Without nitrogen, phosphorus and potassium, the plant simply cannot grow because it cannot make the pieces it needs.

If any of the macronutrients are missing or hard to obtain from the soil, this will limit the growth rate for the plant. In nature, the nitrogen, phosphorous and potassium often come from the decay of plants that have died. In the case of nitrogen, the recycling of nitrogen from dead to living plants is often the only source of nitrogen in the soil.

Micronutrients

Nitrogen, phosphorus and potassium availability is the big limit to growth and most fertilizers supply Macronutrients.

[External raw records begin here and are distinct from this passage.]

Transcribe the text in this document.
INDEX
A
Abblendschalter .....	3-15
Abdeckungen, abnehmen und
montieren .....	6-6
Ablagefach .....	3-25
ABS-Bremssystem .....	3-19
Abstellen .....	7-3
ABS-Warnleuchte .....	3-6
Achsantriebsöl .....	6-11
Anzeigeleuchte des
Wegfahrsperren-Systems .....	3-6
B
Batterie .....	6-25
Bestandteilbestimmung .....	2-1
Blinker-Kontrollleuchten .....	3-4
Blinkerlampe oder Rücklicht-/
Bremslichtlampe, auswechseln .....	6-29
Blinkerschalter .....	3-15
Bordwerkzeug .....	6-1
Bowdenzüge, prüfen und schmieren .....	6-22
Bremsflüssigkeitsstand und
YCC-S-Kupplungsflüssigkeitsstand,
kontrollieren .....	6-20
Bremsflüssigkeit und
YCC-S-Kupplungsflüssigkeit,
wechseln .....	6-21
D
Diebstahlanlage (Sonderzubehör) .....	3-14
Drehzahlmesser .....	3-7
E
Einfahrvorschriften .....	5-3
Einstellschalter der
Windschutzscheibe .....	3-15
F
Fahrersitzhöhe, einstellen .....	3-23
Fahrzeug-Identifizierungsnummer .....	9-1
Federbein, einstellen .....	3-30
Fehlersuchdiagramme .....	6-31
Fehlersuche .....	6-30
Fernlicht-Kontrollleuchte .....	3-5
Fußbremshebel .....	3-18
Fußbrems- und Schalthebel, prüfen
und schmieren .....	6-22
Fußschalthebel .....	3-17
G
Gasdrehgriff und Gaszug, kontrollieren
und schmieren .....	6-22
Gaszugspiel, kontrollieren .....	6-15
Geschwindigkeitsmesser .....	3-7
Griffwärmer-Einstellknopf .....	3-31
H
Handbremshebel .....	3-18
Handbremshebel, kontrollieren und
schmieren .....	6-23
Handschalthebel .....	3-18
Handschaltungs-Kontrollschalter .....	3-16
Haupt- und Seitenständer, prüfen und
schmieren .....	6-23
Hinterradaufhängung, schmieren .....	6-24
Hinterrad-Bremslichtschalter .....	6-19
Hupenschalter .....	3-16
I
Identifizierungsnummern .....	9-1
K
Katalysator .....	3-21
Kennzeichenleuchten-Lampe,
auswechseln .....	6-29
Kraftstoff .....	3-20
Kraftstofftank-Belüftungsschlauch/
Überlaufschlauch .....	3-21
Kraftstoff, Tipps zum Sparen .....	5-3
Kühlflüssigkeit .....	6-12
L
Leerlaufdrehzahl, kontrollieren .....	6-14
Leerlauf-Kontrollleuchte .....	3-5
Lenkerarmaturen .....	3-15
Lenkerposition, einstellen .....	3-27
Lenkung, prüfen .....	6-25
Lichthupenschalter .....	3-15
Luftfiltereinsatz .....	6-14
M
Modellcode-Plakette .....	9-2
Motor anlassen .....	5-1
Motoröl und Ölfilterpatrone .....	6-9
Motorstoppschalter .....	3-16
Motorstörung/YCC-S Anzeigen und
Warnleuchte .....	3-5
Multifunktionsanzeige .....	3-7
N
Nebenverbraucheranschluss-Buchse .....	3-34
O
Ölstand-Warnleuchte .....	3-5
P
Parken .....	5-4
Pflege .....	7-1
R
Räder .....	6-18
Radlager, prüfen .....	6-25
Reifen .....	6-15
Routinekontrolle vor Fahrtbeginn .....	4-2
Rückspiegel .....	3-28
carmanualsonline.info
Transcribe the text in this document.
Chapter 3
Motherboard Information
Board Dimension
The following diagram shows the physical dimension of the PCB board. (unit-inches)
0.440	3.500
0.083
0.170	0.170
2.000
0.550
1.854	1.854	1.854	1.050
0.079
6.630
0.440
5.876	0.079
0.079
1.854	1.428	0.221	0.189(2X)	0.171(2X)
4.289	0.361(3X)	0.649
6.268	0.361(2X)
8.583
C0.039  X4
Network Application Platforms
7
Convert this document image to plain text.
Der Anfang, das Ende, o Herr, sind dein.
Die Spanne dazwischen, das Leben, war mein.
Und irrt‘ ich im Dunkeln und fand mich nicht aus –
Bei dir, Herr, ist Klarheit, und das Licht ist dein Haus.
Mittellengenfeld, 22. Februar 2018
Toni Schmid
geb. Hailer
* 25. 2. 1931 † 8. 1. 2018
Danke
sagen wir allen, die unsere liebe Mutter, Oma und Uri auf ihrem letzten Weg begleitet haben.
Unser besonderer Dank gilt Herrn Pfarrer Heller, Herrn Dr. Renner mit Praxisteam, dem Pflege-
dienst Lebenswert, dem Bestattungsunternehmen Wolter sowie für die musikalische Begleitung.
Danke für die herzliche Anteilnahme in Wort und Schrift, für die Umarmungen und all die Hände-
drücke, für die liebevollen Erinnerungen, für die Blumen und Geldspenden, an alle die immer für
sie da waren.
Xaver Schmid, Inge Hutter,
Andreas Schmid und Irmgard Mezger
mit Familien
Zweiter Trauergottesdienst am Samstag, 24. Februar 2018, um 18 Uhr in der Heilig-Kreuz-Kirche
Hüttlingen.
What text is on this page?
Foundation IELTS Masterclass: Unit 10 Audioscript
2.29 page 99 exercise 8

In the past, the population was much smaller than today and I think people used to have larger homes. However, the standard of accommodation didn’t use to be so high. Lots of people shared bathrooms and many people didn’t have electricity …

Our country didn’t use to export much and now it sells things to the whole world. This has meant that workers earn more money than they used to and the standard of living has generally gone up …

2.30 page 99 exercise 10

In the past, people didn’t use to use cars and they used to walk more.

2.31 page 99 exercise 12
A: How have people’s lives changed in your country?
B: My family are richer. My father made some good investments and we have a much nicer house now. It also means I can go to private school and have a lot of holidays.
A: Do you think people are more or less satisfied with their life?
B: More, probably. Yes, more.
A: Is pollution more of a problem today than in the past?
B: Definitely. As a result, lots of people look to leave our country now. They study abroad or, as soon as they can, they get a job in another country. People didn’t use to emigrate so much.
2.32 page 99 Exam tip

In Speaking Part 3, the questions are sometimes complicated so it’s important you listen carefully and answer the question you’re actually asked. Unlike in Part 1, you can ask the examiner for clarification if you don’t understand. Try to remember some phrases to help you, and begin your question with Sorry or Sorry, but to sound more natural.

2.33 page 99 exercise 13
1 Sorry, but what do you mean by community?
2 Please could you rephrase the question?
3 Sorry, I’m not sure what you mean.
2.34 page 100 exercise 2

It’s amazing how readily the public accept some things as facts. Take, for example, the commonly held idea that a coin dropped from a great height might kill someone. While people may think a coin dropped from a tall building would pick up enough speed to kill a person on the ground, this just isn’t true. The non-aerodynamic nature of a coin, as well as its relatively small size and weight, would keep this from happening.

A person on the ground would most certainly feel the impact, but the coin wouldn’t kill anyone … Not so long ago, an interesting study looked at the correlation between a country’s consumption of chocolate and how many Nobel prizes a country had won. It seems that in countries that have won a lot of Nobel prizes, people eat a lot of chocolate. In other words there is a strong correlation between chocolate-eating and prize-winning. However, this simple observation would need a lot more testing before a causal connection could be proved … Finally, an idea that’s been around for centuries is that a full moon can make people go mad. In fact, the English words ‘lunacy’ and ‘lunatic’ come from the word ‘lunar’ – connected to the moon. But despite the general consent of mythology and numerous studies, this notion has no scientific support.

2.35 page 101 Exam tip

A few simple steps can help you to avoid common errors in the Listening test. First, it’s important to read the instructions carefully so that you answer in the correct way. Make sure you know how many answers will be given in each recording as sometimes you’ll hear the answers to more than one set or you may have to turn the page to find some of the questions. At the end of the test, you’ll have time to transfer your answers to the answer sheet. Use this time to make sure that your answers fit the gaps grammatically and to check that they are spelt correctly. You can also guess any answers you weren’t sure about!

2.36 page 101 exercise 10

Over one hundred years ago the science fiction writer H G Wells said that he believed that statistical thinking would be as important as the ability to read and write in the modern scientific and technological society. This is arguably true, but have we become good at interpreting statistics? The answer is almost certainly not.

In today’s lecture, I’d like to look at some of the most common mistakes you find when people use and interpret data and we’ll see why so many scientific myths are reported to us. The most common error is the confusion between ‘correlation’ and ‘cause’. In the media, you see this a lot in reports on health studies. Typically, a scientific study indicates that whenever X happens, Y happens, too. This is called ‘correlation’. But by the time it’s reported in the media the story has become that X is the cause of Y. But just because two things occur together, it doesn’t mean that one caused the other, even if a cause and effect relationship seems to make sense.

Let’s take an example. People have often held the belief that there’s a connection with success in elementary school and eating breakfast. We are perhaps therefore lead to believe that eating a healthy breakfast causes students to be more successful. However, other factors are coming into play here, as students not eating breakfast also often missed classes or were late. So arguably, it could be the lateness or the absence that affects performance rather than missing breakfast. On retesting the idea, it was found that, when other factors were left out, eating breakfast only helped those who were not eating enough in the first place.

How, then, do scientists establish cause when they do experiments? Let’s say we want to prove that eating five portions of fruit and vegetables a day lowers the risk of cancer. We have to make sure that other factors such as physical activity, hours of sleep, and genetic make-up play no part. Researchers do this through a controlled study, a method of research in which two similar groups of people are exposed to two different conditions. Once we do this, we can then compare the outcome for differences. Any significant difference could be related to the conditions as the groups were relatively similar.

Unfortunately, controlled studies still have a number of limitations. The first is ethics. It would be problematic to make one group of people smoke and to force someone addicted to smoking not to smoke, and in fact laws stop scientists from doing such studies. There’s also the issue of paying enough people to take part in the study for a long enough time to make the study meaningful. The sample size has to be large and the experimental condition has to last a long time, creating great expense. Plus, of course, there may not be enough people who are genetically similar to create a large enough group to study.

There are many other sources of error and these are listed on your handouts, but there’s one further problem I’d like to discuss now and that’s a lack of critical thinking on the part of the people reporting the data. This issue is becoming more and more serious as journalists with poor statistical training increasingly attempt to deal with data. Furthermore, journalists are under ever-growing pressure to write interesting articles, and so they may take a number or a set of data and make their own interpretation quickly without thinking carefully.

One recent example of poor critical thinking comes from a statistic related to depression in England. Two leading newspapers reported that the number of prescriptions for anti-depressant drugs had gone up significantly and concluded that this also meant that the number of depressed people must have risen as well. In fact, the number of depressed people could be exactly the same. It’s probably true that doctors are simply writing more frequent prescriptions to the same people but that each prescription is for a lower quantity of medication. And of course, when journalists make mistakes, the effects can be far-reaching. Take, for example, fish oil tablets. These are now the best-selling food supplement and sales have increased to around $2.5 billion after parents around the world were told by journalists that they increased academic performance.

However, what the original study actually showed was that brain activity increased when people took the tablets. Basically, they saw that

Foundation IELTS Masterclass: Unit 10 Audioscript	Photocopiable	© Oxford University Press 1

A good fertilizer will also supply the Micronutrients to replenish the soil as well.

"Micronutrients are to agriculture as vitamins are to the human diet." - Braun

Micronutrients are all essential for maximum crop growth, health and yield. Micronutrients are nutrients needed in relatively low quantities by the plant, although micronutrients are often needed in quantities greater than the soil can supply. A micronutrient deficiency in these area can adversely affect plant growth and development.

So what's in your fertilizer?

The numbers on a bag of fertilizer tell you the percentages of available nitrogen, phosphorus and potassium found in the bag or bottle. So 5-4-6 fertilizer is made up of 5% nitrogen, 4% phosphorous and 6% potassium.